IMG_1918Nutrition advice should empower us –
but does it?

As a nutritional therapist I offer dietary advice to clients with the intension that it will allow them to take control of their health. The information is meant as a guide, which individuals can experiment with to see if it is right for them. This means they have to listen to the feedback of their body. In doing so they can observe whether or not they feel better when they eat differently. This might include being aware of any changes to their energy, digestion, menstrual cycle, mood or skin.
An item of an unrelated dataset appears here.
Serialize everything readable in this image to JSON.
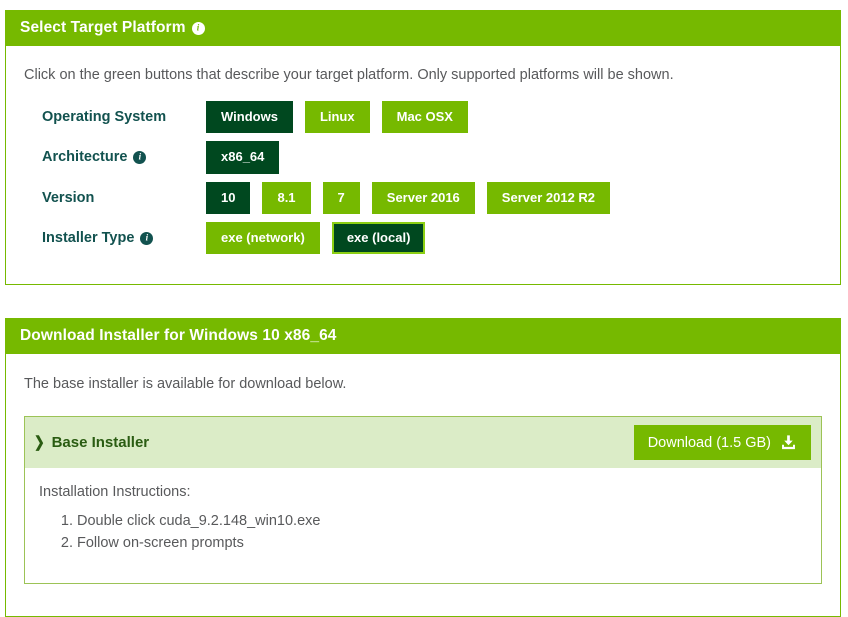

Lets look at an example. Last week a patient came to see me for a follow-up appointment. She originally consulted me because she had been suffering from bloating, abdominal cramps and diarrhea on and off for the past year. In her first session we discussed her diet, which was generally good, and alongside other changes I advised that she experimented with being gluten-free. For many people a period without gluten can be hugely beneficial for digestive health and symptoms rapidly improve. However, when this lady came for her follow-up appointment she reported that going gluten-free had made no difference to her symptoms.

It is hugely important as a therapist to listen and respond to each person’s individual experiences. Diet advice that is right for one person is not necessarily right for the next, even if they present with the same symptoms. Therefore after listening to my patient’s observations I advised her to re-introduce gluten back into her diet. A gluten-free diet was clearly not improving her symptoms, so I had no reason to advise her to continue. Instead I ordered her a comprehensive stool analysis so that we could identify other underlying causes for her symptoms.

The test results showed that her digestive enzymes were low, as well as her beneficial bacteria. When we corrected this through diet and supplements her bloating, cramps and diarrhea disappeared. It took one month on a targeted protocol for her symptoms to completely clear up. This feedback from her body was proof that the protocol was working and her system was coming back into balance. She felt empowered that the diet changes she had made were right for her because her health had improved and she felt fantastic.

The problem with nutrition information is that if we follow it blindly and don’t also listen to the feedback of our body it disempowers us. We give our power away to someone else to tell us what to eat. In doing so we disconnect from our innate wisdom, we can become unnecessarily fearful about eating certain food groups, and worse still create new health problems. Nobody else knows your body better than you do and it is constantly communicating. If you honour it and listen within you will know whether or not specific dietary advice is right for you.

Your diet does not need a name or a label. It only needs to nourish you. And your dietary needs are as unique as you are. So if you have given your power away by always eating what other people think you should eat, now is the time to reclaim your diet. A nourishing diet is one that makes you feel radiant, is joyful and flexible. It allows you to respond to the needs of your body, which are constantly changing. So turn your attention inwards and listen to what your body is asking for. This is the compassionate approach and it is empowering.